We went to make a call on a pair of animal rescue organizations yesterday and, while we were told we'd be meeting some dogs, I definitely had the sense that this was another stage in the process of adopting a dog, proving to them that we were good contenders through interviews and such, and possibly getting to know the dogs and picking one out but still having a process to go through to adopt him or her. To my surprise, when we left, there was a dog in the car... and all our plans for the day changed, to a long drive to Petsmart, a lot of shopping, and a lot of new experiences.
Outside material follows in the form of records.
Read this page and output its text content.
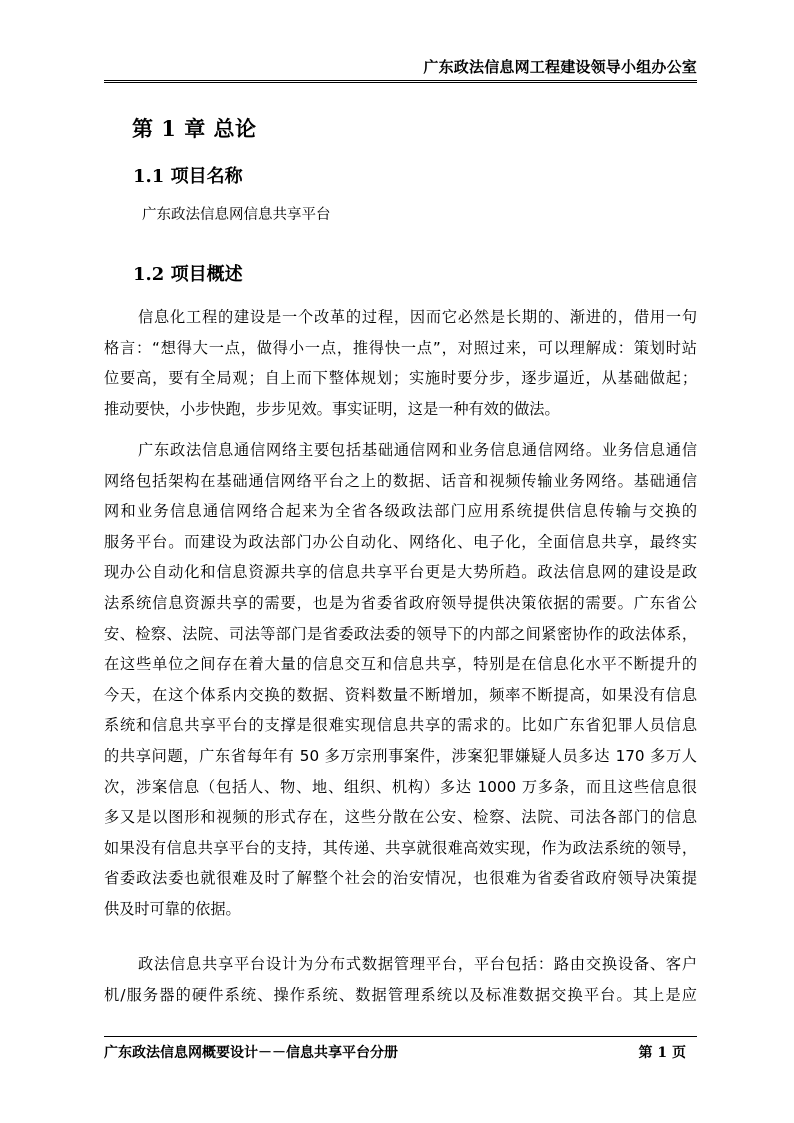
广东政法信息网工程建设领导小组办公室
第 1 章 总论
1.1 项目名称
广东政法信息网信息共享平台
1.2 项目概述
信息化工程的建设是一个改革的过程，因而它必然是长期的、渐进的，借用一句
格言：“想得大一点，做得小一点，推得快一点”，对照过来，可以理解成：策划时站
位要高，要有全局观；自上而下整体规划；实施时要分步，逐步逼近，从基础做起；
推动要快，小步快跑，步步见效。事实证明，这是一种有效的做法。
广东政法信息通信网络主要包括基础通信网和业务信息通信网络。业务信息通信
网络包括架构在基础通信网络平台之上的数据、话音和视频传输业务网络。基础通信
网和业务信息通信网络合起来为全省各级政法部门应用系统提供信息传输与交换的
服务平台。而建设为政法部门办公自动化、网络化、电子化，全面信息共享，最终实
现办公自动化和信息资源共享的信息共享平台更是大势所趋。政法信息网的建设是政
法系统信息资源共享的需要，也是为省委省政府领导提供决策依据的需要。广东省公
安、检察、法院、司法等部门是省委政法委的领导下的内部之间紧密协作的政法体系，
在这些单位之间存在着大量的信息交互和信息共享，特别是在信息化水平不断提升的
今天，在这个体系内交换的数据、资料数量不断增加，频率不断提高，如果没有信息
系统和信息共享平台的支撑是很难实现信息共享的需求的。比如广东省犯罪人员信息
的共享问题，广东省每年有 50 多万宗刑事案件，涉案犯罪嫌疑人员多达 170 多万人
次，涉案信息（包括人、物、地、组织、机构）多达 1000 万多条，而且这些信息很
多又是以图形和视频的形式存在，这些分散在公安、检察、法院、司法各部门的信息
如果没有信息共享平台的支持，其传递、共享就很难高效实现，作为政法系统的领导，
省委政法委也就很难及时了解整个社会的治安情况，也很难为省委省政府领导决策提
供及时可靠的依据。
政法信息共享平台设计为分布式数据管理平台，平台包括：路由交换设备、客户
机/服务器的硬件系统、操作系统、数据管理系统以及标准数据交换平台。其上是应
广东政法信息网概要设计－－信息共享平台分册	第 1 页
Socks is about 10 months old and comes from Mississippi, where she belonged to an elderly woman until she went into a nursing home. She's a black labrador retriever and chow mix, but she looks for all the world like a black lab. (Apparently, black dogs have a harder time getting adopted, which seems odd to me.) She's fairly mellow for a lab, even-tempered and friendly. With other dogs she can be a bit bossy; she's an alpha female. But she's not at all timid and glommed onto us immediately, and is already acting like she's always lived here. She's very affectionate, even demanding.
Even though she's not a super-energetic dog, she's still enough to exhaust us. She wants to go for a walk as often as possible, and though she'll take the lead and stop when I insist, she'll go as long as we let her as fast as we'll let her, and once she's back in she's begging to go out again. We're going to fence in part of the yard (I need to figure out if that's something I can do) and get her a chain run until we can do that.
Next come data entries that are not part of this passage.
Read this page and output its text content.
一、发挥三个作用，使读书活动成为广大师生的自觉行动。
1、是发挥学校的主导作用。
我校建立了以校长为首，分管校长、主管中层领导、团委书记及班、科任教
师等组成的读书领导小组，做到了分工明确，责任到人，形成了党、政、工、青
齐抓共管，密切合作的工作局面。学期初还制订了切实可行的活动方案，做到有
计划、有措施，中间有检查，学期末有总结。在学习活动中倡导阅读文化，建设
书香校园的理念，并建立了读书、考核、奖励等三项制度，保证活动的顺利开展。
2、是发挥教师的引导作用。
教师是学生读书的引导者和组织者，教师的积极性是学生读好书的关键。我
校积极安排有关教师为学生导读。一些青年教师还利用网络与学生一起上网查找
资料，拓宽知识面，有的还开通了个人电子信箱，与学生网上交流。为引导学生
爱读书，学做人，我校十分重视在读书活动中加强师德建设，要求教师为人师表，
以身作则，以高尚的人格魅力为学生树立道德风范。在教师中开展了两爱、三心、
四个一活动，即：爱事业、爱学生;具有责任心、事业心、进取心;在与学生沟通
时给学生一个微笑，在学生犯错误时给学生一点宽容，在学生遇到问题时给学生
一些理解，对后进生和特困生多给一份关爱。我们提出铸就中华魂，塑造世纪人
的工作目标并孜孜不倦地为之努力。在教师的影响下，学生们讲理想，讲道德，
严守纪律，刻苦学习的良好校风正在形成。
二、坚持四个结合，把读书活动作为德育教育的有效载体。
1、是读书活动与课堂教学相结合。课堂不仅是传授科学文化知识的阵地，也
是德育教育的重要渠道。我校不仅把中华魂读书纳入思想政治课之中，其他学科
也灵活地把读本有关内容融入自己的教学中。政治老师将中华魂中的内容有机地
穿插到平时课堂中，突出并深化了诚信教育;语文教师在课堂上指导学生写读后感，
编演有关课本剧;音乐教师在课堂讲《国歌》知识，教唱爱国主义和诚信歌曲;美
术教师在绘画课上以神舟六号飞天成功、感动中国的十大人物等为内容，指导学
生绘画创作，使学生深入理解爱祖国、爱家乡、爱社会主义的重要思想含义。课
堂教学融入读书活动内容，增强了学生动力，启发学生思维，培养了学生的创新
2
We're already signed up for an obedience class, and while she's housebroken and fairly well trained (except for a tendency to get up onto things -- we're allowing her onto the sofa and bed, but we have to teach her not to nose around on the table or counters) we still need to learn how to tell her no.
We bought her a lot of toys and she likes some of them, though she also loves to tear up cardboard toilet paper spindles and the like. So far we haven't gotten her into her crate; we need to learn how to do that. There's so many things to do, and to learn. We always had dogs when we were kids, but this feels new, bigger.